Chips of premixed adhesive and filler are continuously supplied to the drum 2 to maintain a continuous spraying operation.

In a modification of this method of application a solid block of adhesive (and filler if used) contained in the drum is heated using a circular hot plate placed on the top of the block. The plate descends in the drum and melted material is caused to pass through a hole in the heated plate and pumped away for application.

The invention avoids the risk of exposure to toxic chemicals associated with the use of polyurethanes and also avoids the need for a time consuming clean up operation that is needed when applying coatings containing cement materials. Also, solidifying of the coating takes place very quickly, typical from between a few seconds to sixty minutes (to reach the solidification necessary).

In the above disclosure all narrower ranges within a broad range are also specifically included. For example, about 1–70% filler means 2–65%, 28–35%, 4–40%, and all other narrower ranges within the broad range. The invention is to be interpreted as broadly as allowed by the prior art.

Claims

1. A method for providing a protective coating on at least one rock surface in a mine comprising the steps of:

(a) providing a source of a solid thermoplastic polymeric hot melt adhesive;

(b) forming a melt-flow of the hot melt adhesive from the source thereof;

(c) spraying a sufficient amount of the melt-flow of hot melt adhesive onto the at least one rock surface of the mine to form a coating thereon of at least 1 mm in thickness, and

(d) allowing the coating to solidify thereby to provide a protective coating on the at least one rock surface of the mine.

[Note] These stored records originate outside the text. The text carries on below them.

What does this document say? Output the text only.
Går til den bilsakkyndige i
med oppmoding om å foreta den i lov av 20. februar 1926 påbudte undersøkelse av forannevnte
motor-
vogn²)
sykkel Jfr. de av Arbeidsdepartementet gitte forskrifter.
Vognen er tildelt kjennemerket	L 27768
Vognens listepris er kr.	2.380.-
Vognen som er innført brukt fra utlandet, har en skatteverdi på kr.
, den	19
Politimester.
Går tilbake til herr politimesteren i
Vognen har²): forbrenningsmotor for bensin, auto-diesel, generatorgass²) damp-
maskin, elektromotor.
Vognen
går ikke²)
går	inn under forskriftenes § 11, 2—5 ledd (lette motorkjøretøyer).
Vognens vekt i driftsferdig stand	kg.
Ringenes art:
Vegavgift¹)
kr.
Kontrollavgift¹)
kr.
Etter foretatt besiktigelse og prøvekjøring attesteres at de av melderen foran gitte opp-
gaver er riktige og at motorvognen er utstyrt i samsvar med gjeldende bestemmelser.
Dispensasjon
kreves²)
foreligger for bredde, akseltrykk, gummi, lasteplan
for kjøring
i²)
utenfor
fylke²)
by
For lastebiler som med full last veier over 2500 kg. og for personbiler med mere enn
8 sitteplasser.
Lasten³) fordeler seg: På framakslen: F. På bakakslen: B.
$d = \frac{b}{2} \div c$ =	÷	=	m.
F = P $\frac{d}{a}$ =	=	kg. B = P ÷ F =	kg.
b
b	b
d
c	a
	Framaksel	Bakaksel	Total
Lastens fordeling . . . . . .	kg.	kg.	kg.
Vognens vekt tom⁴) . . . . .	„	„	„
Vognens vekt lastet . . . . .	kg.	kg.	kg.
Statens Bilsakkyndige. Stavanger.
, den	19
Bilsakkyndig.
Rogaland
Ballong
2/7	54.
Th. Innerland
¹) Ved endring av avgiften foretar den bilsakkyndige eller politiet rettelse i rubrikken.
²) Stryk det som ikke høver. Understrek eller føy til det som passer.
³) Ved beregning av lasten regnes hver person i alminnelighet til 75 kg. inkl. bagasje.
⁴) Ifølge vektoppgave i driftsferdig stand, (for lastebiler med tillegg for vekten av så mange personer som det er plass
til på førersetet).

2. A method as recited in claim 1 wherein step (c) is practiced by spraying the walls and roof of the mine.

3. A method as recited in claim 1 wherein step (c) is practiced by spraying sufficient hot melt adhesive so as to form a coating at least 2 mm thick.

4. A method as recited in claim 1 wherein step (a) is practiced using a hot melt adhesive having a tensile strength of at least 500 psi, a minimum elongation of 50%, a minimum adhesion to concrete of 300 psi, and a maximum viscosity of 70,000 cps at 350° F.

5. A method as recited in claim 1 wherein step (a) is further practiced using as the hot melt adhesive one having a filler comprising an inert mineral in finely divided form, the filler comprising between about 1–40% by weight of the combined weight of adhesive and filler.

6. A method as recited in claim 5, wherein the filler is at least one selected from the group consisting of ground limestone, alumina trihydrate, mica, sand and silica.

7. A method as recited in claim 1 wherein step (a) is further practiced using as the hot melt adhesive one have a melting point in the range from about 70 to 250° C. and a filler that will impart fire retarding properties.

8. A method as recited in claim 7, wherein the filler includes alumina trihydrate.

9. A method as recited in claim 1, wherein the hot melt adhesive is in the form of solid chips or a solid block.

10. A method as recited in claim 1 or 9, wherein step (b) is practiced by electrically heating the solid hot melt adhesive to form a melt flow thereof.

11. A method as recited in claim 10, wherein step (c) further comprises the steps of (c1) supplying the melt-flow of hot melt adhesive to a spray gun, and (c2) providing the spray gun with compressed air to thereby spray the melt-flow of hot melt adhesive therefrom.

12. A method as recited in claim 1, wherein step (c) further comprises the steps of (c1) supplying the melt-flow of hot melt adhesive to a spray gun, and (c2) providing the spray gun with compressed air to thereby spray the melt-flow of hot melt adhesive therefrom.